Bio-inspired electricity sources could power wearable or implantable electronics in the future, even running on metabolic waste according to new research from the Adolphe Merkle Institute’s BioPhysics group.
The group, led Prof. Michael Mayer, has focused on batteries that use differences in salt concentrations, known as an ion gradient, to produce electrical current while also seeking sustainable methods to generate such differences. One inspiration has been strongly electric fish, which use gradients of ions within their bodies to generate stunning external electrical discharges. Mayer’s team had previously developed an artificial electric organ inspired by the electric eel that generated electricity from ion gradients within stacked hydrogels, exceeding 100 volts. However, the current of this power source was too low to power standard electronics. For their next steps, the researchers chose the Atlantic torpedo ray’s unique morphology as the inspiration. This ray is the most powerful electric fish known and can produce pulses of over 1 kW.

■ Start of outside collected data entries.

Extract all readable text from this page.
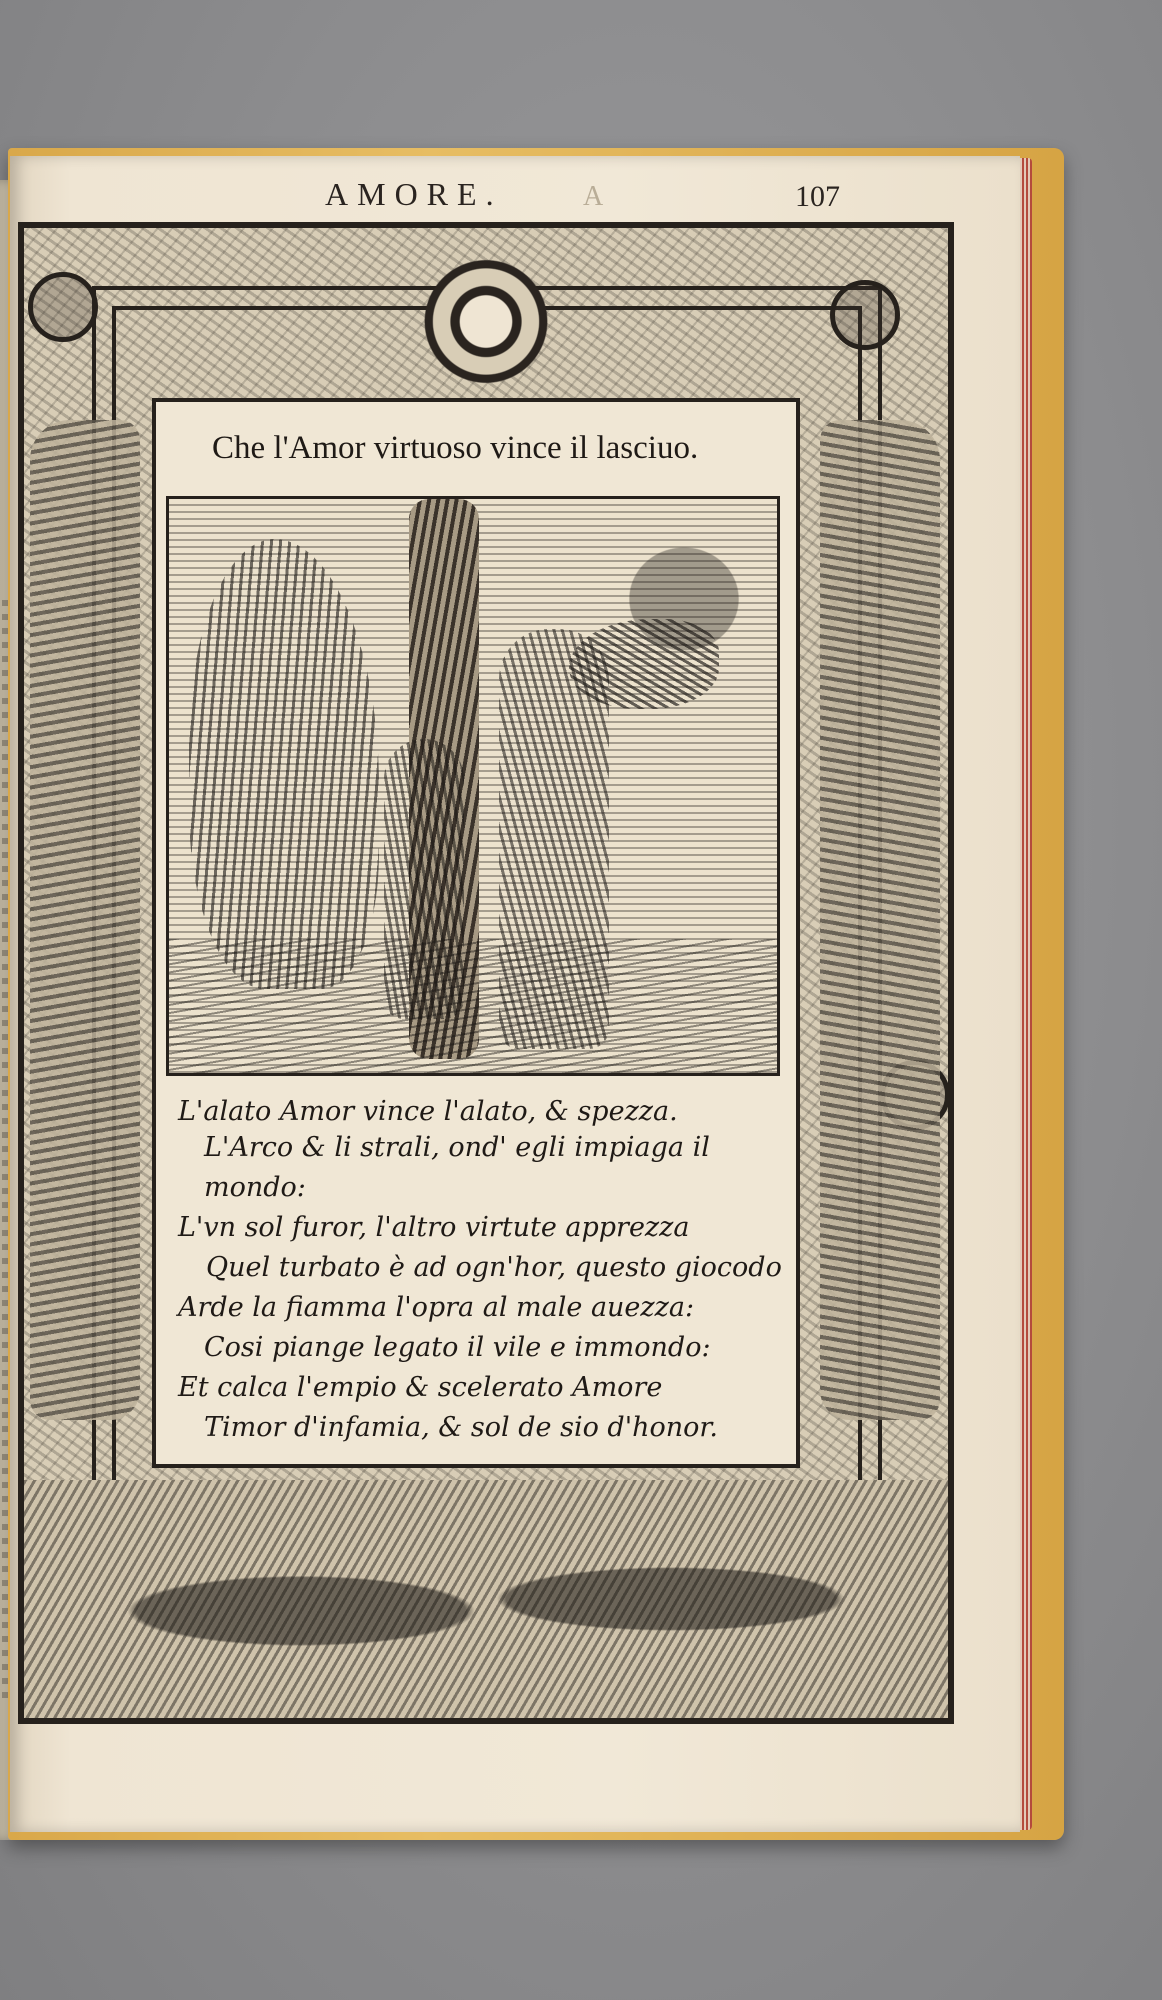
AMORE.	A	107
Che l'Amor virtuoso vince il lasciuo.
L'alato Amor vince l'alato, & spezza.
L'Arco & li strali, ond' egli impiaga il
mondo:
L'vn sol furor, l'altro virtute apprezza
Quel turbato è ad ogn'hor, questo giocodo
Arde la fiamma l'opra al male auezza:
Cosi piange legato il vile e immondo:
Et calca l'empio & scelerato Amore
Timor d'infamia, & sol de sio d'honor.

They developed a hybrid material of hydrogel-infused paper to create, organize, and reconfigure stacks of thin, arbitrarily large gel films with differences in salt concentration in series and in parallel. Their results, published in the journal Advanced Materials, showed that the electrical power harvested was more than 60 times higher when compared with the original eel-inspired design, making it possible to run electronic devices. It also demonstrated that the biological mechanism of generating significant electrical power is possible with benign and soft materials in a portable size.
In another study, the AMI BioPhysics group has investigated the development of a sustainable process that could be used to recharge a bio-inspired battery, using carbon dioxide exhaled by a person breathing as an example. As revealed in the journal Advanced Science, the ability to generate an ion gradient from breath shows that there are achievable ways for a user to passively supply fuel for a power source. As a proof of concept, the researchers developed a prototype device that harvests enough energy from a breath-generated ion gradient to power small electronic devices, such as a light-emitting diode.
“This work is about using a metabolic waste product in conjunction with ion-gradient-based power generation to develop a wearable or implantable power source that could potentially be recharged indefinitely,” explains Mayer. “This is one more step towards having a battery that never needs to be plugged in, recharging passively, relying on ion transport rather than on chemical reactions to make it happen.”
The ongoing integration of technology into living organisms requires some form of power source that is biocompatible, flexible, and able to draw energy from inside a biological system. A self-charging power source for implantable devices such as heart pacemakers, sensors, drug delivery pumps, or prosthetics is an obvious application. Generating electricity inside the body would also eliminate the need for replacement surgery, and may also provide sustained power for wearable devices such as electrically active contact lenses with an integrated display.
The Atlantic torpedo ray (portrayed at the top) generates electric shocks from stacks of cells (first inset) which use ion-selective proteins to create a voltage across each cell (second inset). Similarly, stacks of hydrogel-infused paper (illustrated below the torpedo ray cells for comparison), some of which are charge-selective hydrogels, can be used to direct the diffusion cations and anions to create a voltage across a hydrogel stack. A stack approximately the size of a AA battery of these artificial cells generates enough electricity to power a microchip and LEDs (bottom).
The carbon dioxide from breath reacts with an amine solution to generate cation and anions. Charge selective membranes only allow positive charges to diffuse in one direction and negative charges to diffuse in the opposite direction, generating an electric potential that can be used to power electronic devices.